Par ailleurs, le cabinet dispose d’un pôle dédié au droit du patrimoine et à la gestion privée depuis 2004. A l’instar du département assurance, il a dégagé un chiffre d’affaires de plus d’un million d’euros en 2009. « L’équipe patrimoniale, composée aujourd’hui de 10 avocats, offre aux clients une approche globale de leur situation, susceptible de répondre à toutes les problématiques liées à la gestion, la transmission et l’optimisation de leur patrimoine, privé et professionnel. Les sujets rencontrés peuvent relever du juridique comme du fiscal, du conseil comme du contentieux, du droit interne comme du droit international », explique Martine Blanck-Dap, avocat associé, membre du directoire et responsable du pôle patrimoine.

Le service répond ainsi à un éventail de problématiques telles que le démembrement de propriété sur les actifs immobiliers ou des titres sociaux, l’anticipation successorale, la transmission de l’entreprise familiale ou le règlement des successions internationales.

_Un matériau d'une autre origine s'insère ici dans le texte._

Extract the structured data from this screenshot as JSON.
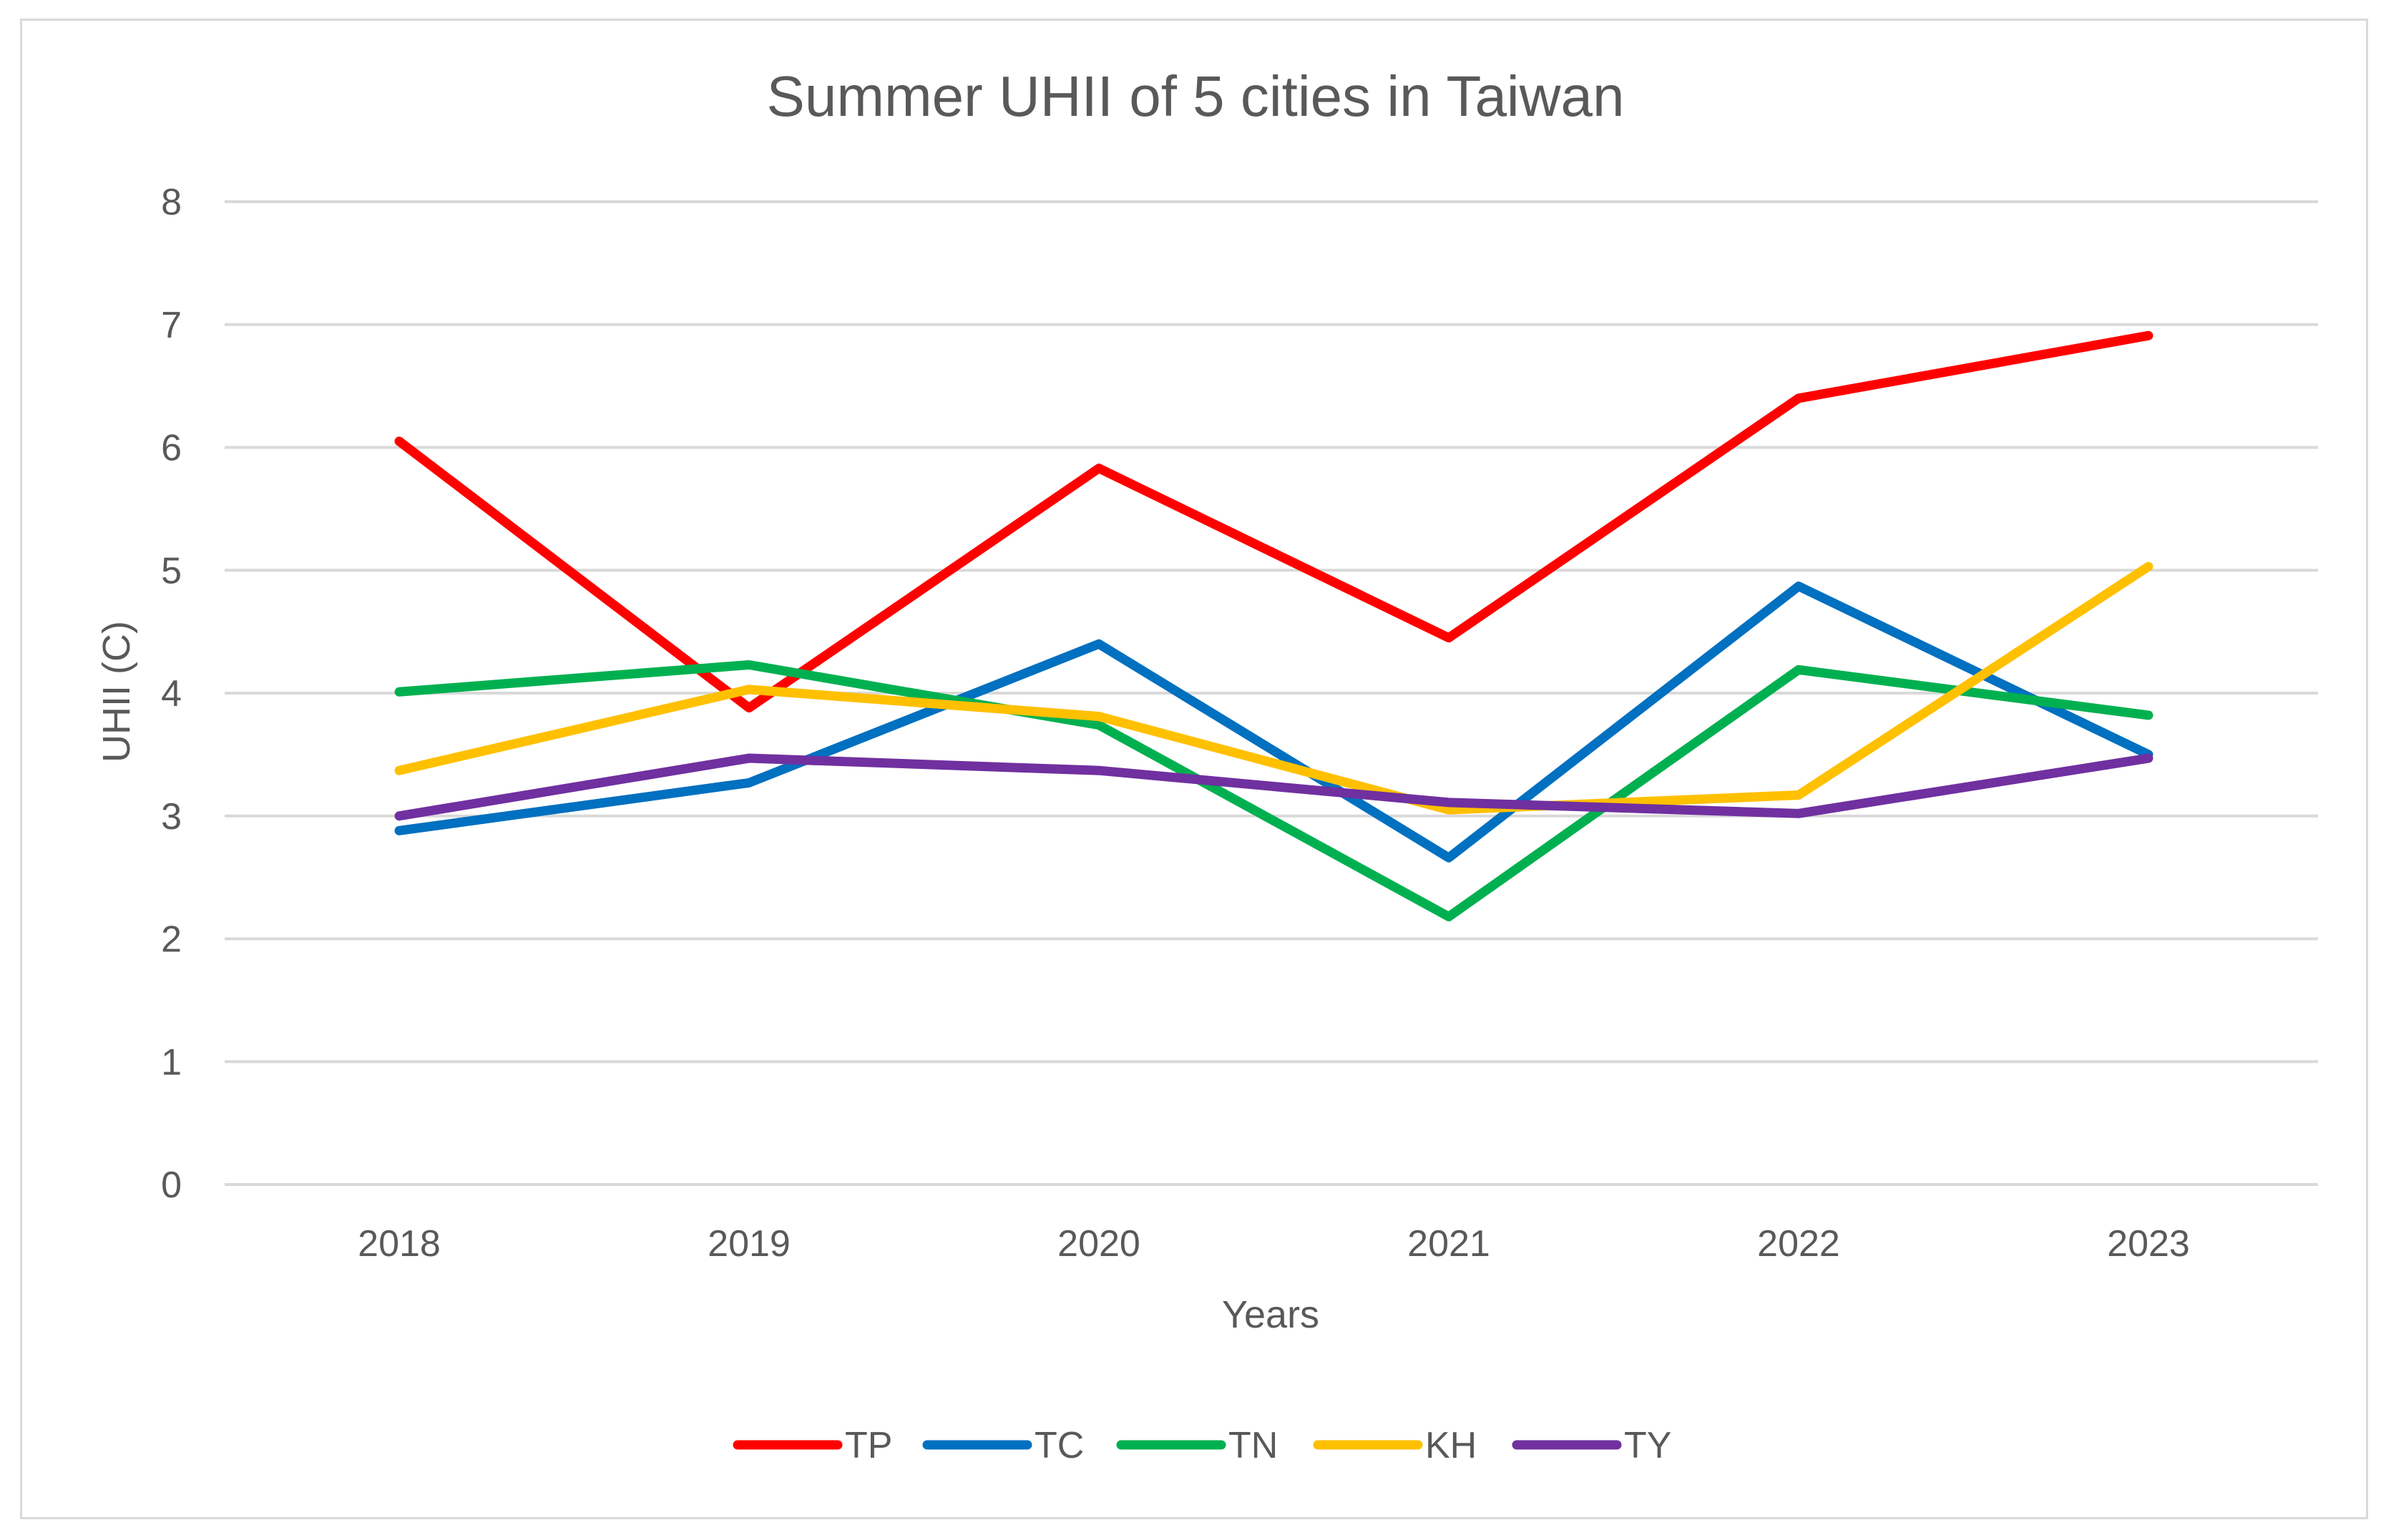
{
  "chart_data": {
    "type": "line",
    "title": "Summer UHII of 5 cities in Taiwan",
    "xlabel": "Years",
    "ylabel": "UHII (C)",
    "categories": [
      "2018",
      "2019",
      "2020",
      "2021",
      "2022",
      "2023"
    ],
    "ylim": [
      0,
      8
    ],
    "yticks": [
      0,
      1,
      2,
      3,
      4,
      5,
      6,
      7,
      8
    ],
    "grid": true,
    "legend_position": "bottom",
    "series": [
      {
        "name": "TP",
        "color": "#ff0000",
        "values": [
          6.05,
          3.88,
          5.83,
          4.45,
          6.4,
          6.91
        ]
      },
      {
        "name": "TC",
        "color": "#0070c0",
        "values": [
          2.88,
          3.27,
          4.4,
          2.66,
          4.87,
          3.5
        ]
      },
      {
        "name": "TN",
        "color": "#00b050",
        "values": [
          4.01,
          4.23,
          3.74,
          2.18,
          4.19,
          3.82
        ]
      },
      {
        "name": "KH",
        "color": "#ffc000",
        "values": [
          3.37,
          4.03,
          3.81,
          3.05,
          3.17,
          5.03
        ]
      },
      {
        "name": "TY",
        "color": "#7030a0",
        "values": [
          3.0,
          3.47,
          3.37,
          3.11,
          3.02,
          3.47
        ]
      }
    ]
  }
}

L’équipe patrimoniale a notamment accompagné ses clients en 2009 dans le processus de régularisation de leurs avoirs étrangers non déclarés auprès de la cellule de Bercy (L’Agefi Actifs n° 425-426, p. 6, et n°427 p. 6). « Nous avons introduit quelques dossiers après le 31 décembre 2009, date de fermeture de la cellule de régularisation. Nous pensons qu’il y a toujours une possibilité de négocier », observe Martine Blanck-Dap. Concernant le contentieux fiscal, celui-ci a été très présent l’année dernière en raison de nombreux redressements fiscaux à l’encontre de clients du cabinet. « Je pense qu’il y a aujourd’hui, plus que par le passé, place à la discussion avec l’administration fiscale à condition d’être transparent. Ainsi, il ne faut pas hésiter à préparer la réponse à la notification de redressement comme si vous alliez demain au contentieux », conseille la responsable.

Enfin, le conseil patrimonial est souvent rémunéré au forfait, tandis qu’un honoraire s’applique en cas de contentieux. « Ce que l’on fait de plus en plus est de diminuer les taux horaires tout au long du contentieux, un honoraire étant pratiqué en fonction du résultat obtenu », indique Martine Blanck-Dap.

Réflexions.

Cette dernière, en plus de faire partie du conseil scientifique de la Fédération nationale droit du patrimoine (FNDP) lancé le 14 janvier dernier (L’Agefi Actifs n°429, p. 3), vient d’être nommée l’une des trois responsables de la nouvelle commission ouverte de l’Ordre des avocats sur le droit du patrimoine et de la fiducie. « Cette commission a été créée un peu par rebond de la FNDP car il nous a semblé que les avocats devaient être représentés dans cette fédération », note Martine Blanck-Dap, ajoutant que « les premiers travaux de cette commission porteront sur le démembrement de droits sociaux ainsi que sur la fiducie. Sur ce dernier point, l’idée est de réfléchir à la manière de permettre en pratique à l’avocat d’être fiduciaire. »

(1) Chiffre valant à compter du 1er avril 2010.